Muhterem Beyefendiler, Saygıdeğer hanımefendiler!
Yeni bir bayram gününü idrak ediyoruz. Bu bayramın, hepinize huzur, sağlık ve saadet getirmesini, bütün günlerinizin bayram sevinci ile dolu olmasını Cenâb-ı Allah’tan niyaz ederim.
Allah’ın dostu olmanın, O’nun yolunda olmanın, O’nun yolunda mutluluğu yaşamanın sağladığı nimetler dâim olur inşallah.
‘Allah’ deyince aklınıza sâdece mutluluk gelmeli. Hiç kimse Allah’tan korkmamalı. Çünkü Allah, korkulacak bir varlık değildir. Sevilecek, sayılacak, emir ve yasaklarına harfiyen riâyet edilecek ve bu suretle dost olunacak bir güçtür. Bâzı insanlar için Allah, sâdece cezalandıran bir varlıktır. Bu düşünce doğru değildir. O; ancak emirlerine uygun olmayanları cezalandırır. Allah’tan korkanlar, O’nun koyduğu hükümleri yok farzedip cehenneme gideceklerinden emin olanlardır. Allah kimseyi cezalandırmak istemez.
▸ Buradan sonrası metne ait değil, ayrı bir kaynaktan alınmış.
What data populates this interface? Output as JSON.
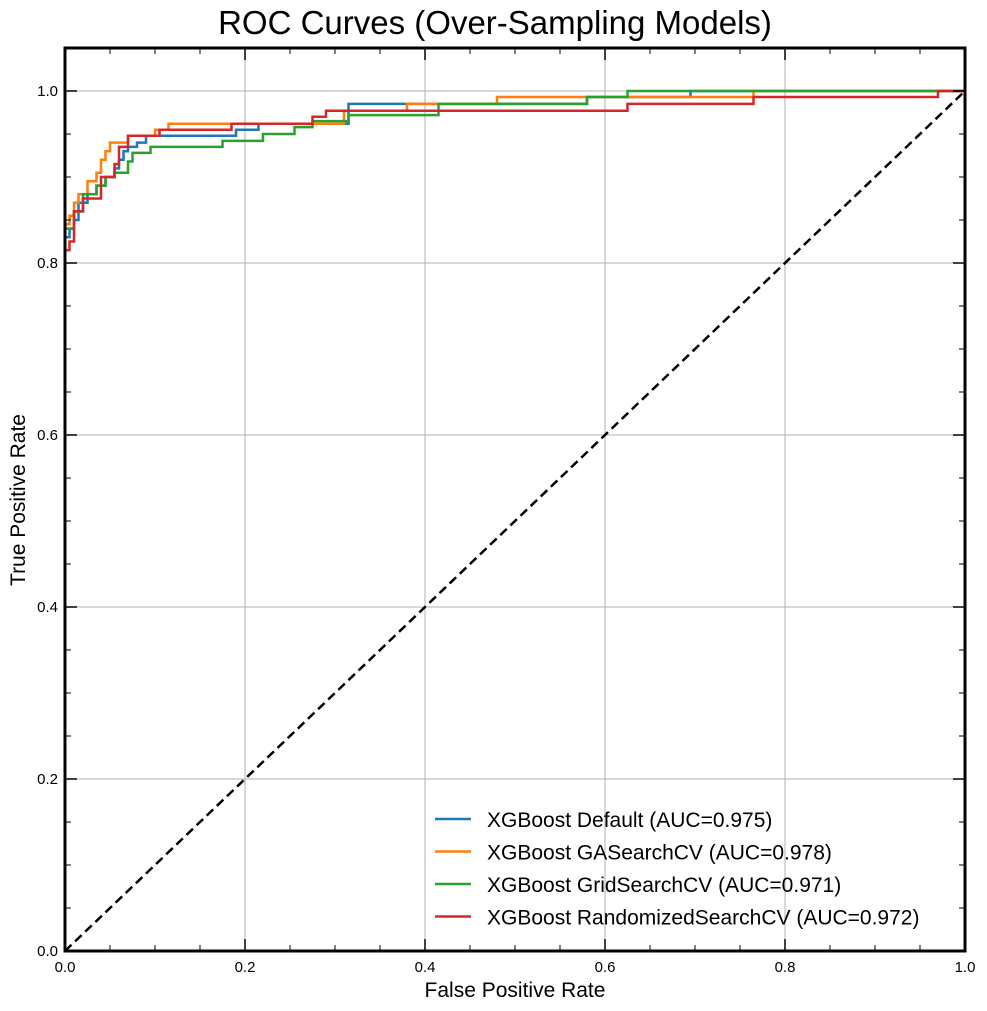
{
  "chart_data": {
    "type": "line",
    "title": "ROC Curves (Over-Sampling Models)",
    "xlabel": "False Positive Rate",
    "ylabel": "True Positive Rate",
    "xlim": [
      0,
      1
    ],
    "ylim": [
      0,
      1.05
    ],
    "x_ticks": [
      "0.0",
      "0.2",
      "0.4",
      "0.6",
      "0.8",
      "1.0"
    ],
    "y_ticks": [
      "0.0",
      "0.2",
      "0.4",
      "0.6",
      "0.8",
      "1.0"
    ],
    "grid": true,
    "legend_position": "lower-right",
    "diagonal": {
      "style": "dashed",
      "color": "#000000",
      "from": [
        0,
        0
      ],
      "to": [
        1,
        1
      ]
    },
    "series": [
      {
        "name": "XGBoost Default (AUC=0.975)",
        "color": "#1f77b4",
        "x": [
          0,
          0,
          0.005,
          0.005,
          0.01,
          0.01,
          0.015,
          0.015,
          0.025,
          0.025,
          0.035,
          0.035,
          0.045,
          0.045,
          0.055,
          0.055,
          0.06,
          0.06,
          0.065,
          0.065,
          0.07,
          0.07,
          0.08,
          0.08,
          0.09,
          0.09,
          0.19,
          0.19,
          0.215,
          0.215,
          0.315,
          0.315,
          0.58,
          0.58,
          0.695,
          0.695,
          1.0
        ],
        "y": [
          0,
          0.83,
          0.83,
          0.84,
          0.84,
          0.85,
          0.85,
          0.87,
          0.87,
          0.88,
          0.88,
          0.89,
          0.89,
          0.9,
          0.9,
          0.91,
          0.91,
          0.92,
          0.92,
          0.93,
          0.93,
          0.935,
          0.935,
          0.94,
          0.94,
          0.948,
          0.948,
          0.955,
          0.955,
          0.962,
          0.962,
          0.985,
          0.985,
          0.993,
          0.993,
          1.0,
          1.0
        ]
      },
      {
        "name": "XGBoost GASearchCV (AUC=0.978)",
        "color": "#ff7f0e",
        "x": [
          0,
          0,
          0.005,
          0.005,
          0.01,
          0.01,
          0.015,
          0.015,
          0.025,
          0.025,
          0.035,
          0.035,
          0.04,
          0.04,
          0.045,
          0.045,
          0.05,
          0.05,
          0.07,
          0.07,
          0.1,
          0.1,
          0.115,
          0.115,
          0.31,
          0.31,
          0.38,
          0.38,
          0.48,
          0.48,
          0.765,
          0.765,
          1.0
        ],
        "y": [
          0,
          0.845,
          0.845,
          0.855,
          0.855,
          0.87,
          0.87,
          0.88,
          0.88,
          0.895,
          0.895,
          0.905,
          0.905,
          0.92,
          0.92,
          0.93,
          0.93,
          0.94,
          0.94,
          0.948,
          0.948,
          0.955,
          0.955,
          0.962,
          0.962,
          0.977,
          0.977,
          0.985,
          0.985,
          0.993,
          0.993,
          1.0,
          1.0
        ]
      },
      {
        "name": "XGBoost GridSearchCV (AUC=0.971)",
        "color": "#2ca02c",
        "x": [
          0,
          0,
          0.01,
          0.01,
          0.02,
          0.02,
          0.035,
          0.035,
          0.045,
          0.045,
          0.055,
          0.055,
          0.07,
          0.07,
          0.075,
          0.075,
          0.095,
          0.095,
          0.175,
          0.175,
          0.22,
          0.22,
          0.255,
          0.255,
          0.275,
          0.275,
          0.315,
          0.315,
          0.415,
          0.415,
          0.58,
          0.58,
          0.625,
          0.625,
          0.975,
          0.975,
          1.0
        ],
        "y": [
          0,
          0.84,
          0.84,
          0.86,
          0.86,
          0.88,
          0.88,
          0.89,
          0.89,
          0.9,
          0.9,
          0.905,
          0.905,
          0.918,
          0.918,
          0.928,
          0.928,
          0.935,
          0.935,
          0.942,
          0.942,
          0.95,
          0.95,
          0.958,
          0.958,
          0.965,
          0.965,
          0.972,
          0.972,
          0.985,
          0.985,
          0.993,
          0.993,
          1.0,
          1.0,
          1.0,
          1.0
        ]
      },
      {
        "name": "XGBoost RandomizedSearchCV (AUC=0.972)",
        "color": "#d62728",
        "x": [
          0,
          0,
          0.005,
          0.005,
          0.01,
          0.01,
          0.02,
          0.02,
          0.04,
          0.04,
          0.055,
          0.055,
          0.06,
          0.06,
          0.07,
          0.07,
          0.105,
          0.105,
          0.185,
          0.185,
          0.275,
          0.275,
          0.29,
          0.29,
          0.32,
          0.32,
          0.42,
          0.42,
          0.625,
          0.625,
          0.765,
          0.765,
          0.97,
          0.97,
          1.0
        ],
        "y": [
          0,
          0.815,
          0.815,
          0.825,
          0.825,
          0.86,
          0.86,
          0.875,
          0.875,
          0.9,
          0.9,
          0.915,
          0.915,
          0.935,
          0.935,
          0.948,
          0.948,
          0.955,
          0.955,
          0.962,
          0.962,
          0.97,
          0.97,
          0.977,
          0.977,
          0.977,
          0.977,
          0.977,
          0.977,
          0.985,
          0.985,
          0.993,
          0.993,
          1.0,
          1.0
        ]
      }
    ]
  }
}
Nefsine veya şeytana uyup emirlerine riâyet etmeyenlerden tevbe edenlerin tevbesini kabul eder, affeder. O, düşünemeyeceğimiz kadar kolaylaştırdığı şartlar altında hepinizi cennetine almaya hazırdır.
Allah biz insanları, yarattığı her türlü mahlûktan daha fazla seviyor. Sevmeseydi biz insanları, herhangi bir mahlûk gibi yaratabilirdi. O bizi, bizim kendisini sevdiğimizden çok daha derin ve engin bir sevgiyle seviyor. ‘Beni anarsanız, ben de sizi anarım. Siz bana yaklaşırsanız ben size daha fazla yaklaşırım. Benden isteyiniz, vereyim…’ Diyor.
Bizi yaratırken zengin yaratmıştır. Gören gözlerimiz zenginliktir. Duyan kulaklarımız, konuşabilen dilimiz, elimiz, ayağımız… sâhibi olduğumuz her bir organımız ve o organımızın en küçük parçacığı bile zenginliktir. Bu zenginliklere yeterli ölçüde şükredildiğinde, bilinmeli ki Cenâb-ı Allah, insanoğluna daha büyük zenginlikler, mutluluklar verecektir.
Bu müjdelerle yaşayacağınız bayram sevinçleri ve mutlulukları dâim olsun.